I recently finished reading ‘In the Kingdom of Men’ by Kim Barnes and I liked it. It’s well-written and an easy read but with frequent twists, turns and surprises.
As the NYT reviewer points out, it takes a bit of self-confidence to name the book after a quote from the Bible and then start chapter one with ‘In the beginning…’, but Kim Barnes pulls it off. The protagonist and narrator, a young American girl from Oklahoma named ‘Gin’ is raised by her fire-and-brimstone grandfather who tells her that she is a ‘daughter of Eve, a danger to herself and a temptation to all around her’. The book is the story of what the men around her view as her many transgressions. Gin is filled with defiance against all the rules that box her in and her refusal to be looked down upon.
Gin demonstrates her defiance (and transgressions) by getting pregnant on her first date with young Mason McPhee, a local college-bound boy. Her grandfather shuns her but Mason does ‘the right thing’ in 1967 by marrying her, giving up his dream of college and going to work in the oil patch. Gin has a miscarriage and cannot have any more children so things look bleak in their little honeymoon shack.
But Mason is recruited by Aramco which is building an American empire in Saudi Arabia. Just like that the two find themselves in a spacious, sumptuously-appointed house with a houseboy and a gardener in an American ‘compound’ in Eastern Saudi Arabia. After a few hours of orientation, Mason is sent to an offshore oil rig and Gin is left to figure out life in the Aramco compound and the rules. There are lots of them. Women are not allowed to leave the compound except in the company of men. They are not allowed to drive where they might be seen by Arab men. While alcohol is officially forbidden, most houses have a still to manufacture their own ‘sadiqi’. “Houseboys” tidy up; husbands go off to work; wives laze in bathing suits by the pool and have discreet affairs. “You take a bunch of healthy men and women, fence them up in the middle of the desert, throw in some sadiqi juice and see what happens,” one woman tells Gin. “It’s like ‘Peyton Place’ around here.” Outside are the realities of Saudi Arabia: women can’t walk alone or drive, and must dress in modest attire.
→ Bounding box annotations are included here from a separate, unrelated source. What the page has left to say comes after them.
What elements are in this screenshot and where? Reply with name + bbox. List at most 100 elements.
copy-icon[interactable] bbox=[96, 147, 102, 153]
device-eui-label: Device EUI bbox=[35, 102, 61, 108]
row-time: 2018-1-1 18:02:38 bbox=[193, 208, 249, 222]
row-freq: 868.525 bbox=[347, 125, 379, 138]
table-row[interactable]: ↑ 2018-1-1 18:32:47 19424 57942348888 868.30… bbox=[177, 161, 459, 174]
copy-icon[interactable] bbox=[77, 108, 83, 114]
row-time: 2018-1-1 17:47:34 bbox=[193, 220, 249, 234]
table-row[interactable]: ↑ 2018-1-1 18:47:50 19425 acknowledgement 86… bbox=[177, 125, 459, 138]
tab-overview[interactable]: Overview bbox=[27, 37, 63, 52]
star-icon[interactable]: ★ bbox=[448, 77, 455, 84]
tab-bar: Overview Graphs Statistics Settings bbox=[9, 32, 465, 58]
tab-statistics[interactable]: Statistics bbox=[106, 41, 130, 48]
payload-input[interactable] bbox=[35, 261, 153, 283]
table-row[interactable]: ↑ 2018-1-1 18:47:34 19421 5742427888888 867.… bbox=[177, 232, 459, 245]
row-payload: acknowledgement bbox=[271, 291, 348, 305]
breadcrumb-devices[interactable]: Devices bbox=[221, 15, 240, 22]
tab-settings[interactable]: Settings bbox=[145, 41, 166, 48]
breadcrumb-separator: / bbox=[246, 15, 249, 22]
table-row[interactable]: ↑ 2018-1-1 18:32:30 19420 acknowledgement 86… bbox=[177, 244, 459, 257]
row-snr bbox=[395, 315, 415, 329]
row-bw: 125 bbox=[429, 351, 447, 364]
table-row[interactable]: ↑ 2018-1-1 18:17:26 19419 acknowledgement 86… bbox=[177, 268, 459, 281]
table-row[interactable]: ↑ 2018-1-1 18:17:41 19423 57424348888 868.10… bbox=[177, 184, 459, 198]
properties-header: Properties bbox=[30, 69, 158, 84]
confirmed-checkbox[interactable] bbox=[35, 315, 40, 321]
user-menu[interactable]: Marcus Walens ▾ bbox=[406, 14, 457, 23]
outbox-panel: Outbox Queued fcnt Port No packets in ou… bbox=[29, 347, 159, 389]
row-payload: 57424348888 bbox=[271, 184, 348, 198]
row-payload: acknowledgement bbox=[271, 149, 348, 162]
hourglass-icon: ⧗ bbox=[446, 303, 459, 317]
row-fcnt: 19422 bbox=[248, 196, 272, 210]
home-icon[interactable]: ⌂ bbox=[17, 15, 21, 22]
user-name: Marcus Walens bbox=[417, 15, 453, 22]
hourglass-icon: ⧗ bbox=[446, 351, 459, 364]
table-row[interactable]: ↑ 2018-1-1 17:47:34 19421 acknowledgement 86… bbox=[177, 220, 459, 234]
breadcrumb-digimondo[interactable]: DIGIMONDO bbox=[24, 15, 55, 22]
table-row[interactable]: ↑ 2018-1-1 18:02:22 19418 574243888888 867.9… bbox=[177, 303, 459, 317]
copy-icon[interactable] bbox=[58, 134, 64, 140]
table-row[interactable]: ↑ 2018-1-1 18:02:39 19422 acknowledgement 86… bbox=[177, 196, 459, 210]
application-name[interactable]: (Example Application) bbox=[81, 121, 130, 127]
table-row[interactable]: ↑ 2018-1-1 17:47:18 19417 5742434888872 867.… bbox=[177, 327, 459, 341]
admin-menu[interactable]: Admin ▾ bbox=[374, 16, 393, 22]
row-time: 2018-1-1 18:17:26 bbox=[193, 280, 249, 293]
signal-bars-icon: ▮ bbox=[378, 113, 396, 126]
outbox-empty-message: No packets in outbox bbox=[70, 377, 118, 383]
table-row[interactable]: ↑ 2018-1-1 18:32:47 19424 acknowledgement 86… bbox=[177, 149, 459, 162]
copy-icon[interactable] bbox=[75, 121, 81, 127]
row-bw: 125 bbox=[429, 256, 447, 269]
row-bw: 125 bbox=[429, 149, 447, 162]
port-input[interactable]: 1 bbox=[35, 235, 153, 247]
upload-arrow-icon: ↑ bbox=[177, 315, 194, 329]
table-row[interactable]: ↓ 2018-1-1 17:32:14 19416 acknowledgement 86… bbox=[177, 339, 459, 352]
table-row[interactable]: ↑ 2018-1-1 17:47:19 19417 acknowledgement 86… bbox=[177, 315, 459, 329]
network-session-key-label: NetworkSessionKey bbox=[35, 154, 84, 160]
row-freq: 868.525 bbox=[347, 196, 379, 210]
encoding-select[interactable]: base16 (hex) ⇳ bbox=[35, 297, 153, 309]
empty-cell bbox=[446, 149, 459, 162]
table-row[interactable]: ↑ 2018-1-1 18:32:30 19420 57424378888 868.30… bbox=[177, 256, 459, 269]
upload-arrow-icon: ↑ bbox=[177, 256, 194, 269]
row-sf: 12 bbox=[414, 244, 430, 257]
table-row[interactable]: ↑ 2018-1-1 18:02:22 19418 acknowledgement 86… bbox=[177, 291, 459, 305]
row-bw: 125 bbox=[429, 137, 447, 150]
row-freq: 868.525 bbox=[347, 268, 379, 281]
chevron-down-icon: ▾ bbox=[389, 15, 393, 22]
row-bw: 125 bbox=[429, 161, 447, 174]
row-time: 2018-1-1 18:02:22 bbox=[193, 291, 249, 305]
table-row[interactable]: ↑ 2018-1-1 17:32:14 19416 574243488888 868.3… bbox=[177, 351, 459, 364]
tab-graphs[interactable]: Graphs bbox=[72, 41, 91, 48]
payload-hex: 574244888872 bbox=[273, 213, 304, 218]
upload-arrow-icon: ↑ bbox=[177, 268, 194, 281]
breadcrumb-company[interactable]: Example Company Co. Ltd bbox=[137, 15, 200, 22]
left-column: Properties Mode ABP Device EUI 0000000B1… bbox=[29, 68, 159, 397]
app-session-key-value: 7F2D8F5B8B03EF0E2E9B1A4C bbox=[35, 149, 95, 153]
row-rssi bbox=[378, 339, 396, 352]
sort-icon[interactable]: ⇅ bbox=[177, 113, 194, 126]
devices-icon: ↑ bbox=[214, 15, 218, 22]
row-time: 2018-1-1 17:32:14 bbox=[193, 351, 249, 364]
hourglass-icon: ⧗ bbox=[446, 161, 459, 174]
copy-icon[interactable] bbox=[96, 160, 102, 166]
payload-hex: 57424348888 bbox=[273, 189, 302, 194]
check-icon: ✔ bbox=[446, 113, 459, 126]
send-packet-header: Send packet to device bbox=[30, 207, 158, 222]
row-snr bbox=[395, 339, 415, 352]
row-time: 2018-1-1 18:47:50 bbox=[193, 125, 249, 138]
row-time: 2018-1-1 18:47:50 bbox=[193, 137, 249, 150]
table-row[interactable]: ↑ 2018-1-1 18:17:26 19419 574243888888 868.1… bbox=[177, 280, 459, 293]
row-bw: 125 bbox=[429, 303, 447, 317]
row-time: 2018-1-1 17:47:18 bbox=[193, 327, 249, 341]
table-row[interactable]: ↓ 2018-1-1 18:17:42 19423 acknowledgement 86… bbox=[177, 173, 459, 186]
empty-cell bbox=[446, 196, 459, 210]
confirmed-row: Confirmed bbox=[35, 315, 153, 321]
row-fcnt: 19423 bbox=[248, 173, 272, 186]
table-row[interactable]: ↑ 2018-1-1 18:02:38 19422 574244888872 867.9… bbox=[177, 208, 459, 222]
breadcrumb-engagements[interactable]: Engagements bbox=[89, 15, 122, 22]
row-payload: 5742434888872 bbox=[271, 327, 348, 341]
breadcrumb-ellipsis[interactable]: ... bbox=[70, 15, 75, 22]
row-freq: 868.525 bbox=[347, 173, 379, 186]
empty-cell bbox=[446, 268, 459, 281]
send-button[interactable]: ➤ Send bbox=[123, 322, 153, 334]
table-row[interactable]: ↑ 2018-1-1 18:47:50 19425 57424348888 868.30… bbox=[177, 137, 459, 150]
Gin manages to defy most of these rules. She becomes friends with her Punjabi houseboy and treats him as an equal – something viewed with horror by the other wives. She defies Islamic custom by wandering a market town with a bare-armed friend. She defies her husband by going off with an Italian photographer to film student protests during the Six-Day War. She makes one girlfriend but refuses to play by the rules. She doesn’t take golf lessons or learn to play bridge from the boss’s wife despite repeated invitations.
Meanwhile, accidents are happening off base and Mason gets involved in trying to stop them and the corruption and bigotry that fuel them and Gin, driven mad by loneliness and the strictures that surround her gets involved in dramas of her own. It’s a complex story about American venality and greed and those who defy the norms or try to change things get dealt with…one way or another.
As I said at the beginning, I liked this book a lot. I think most of you will too. Put it on your list.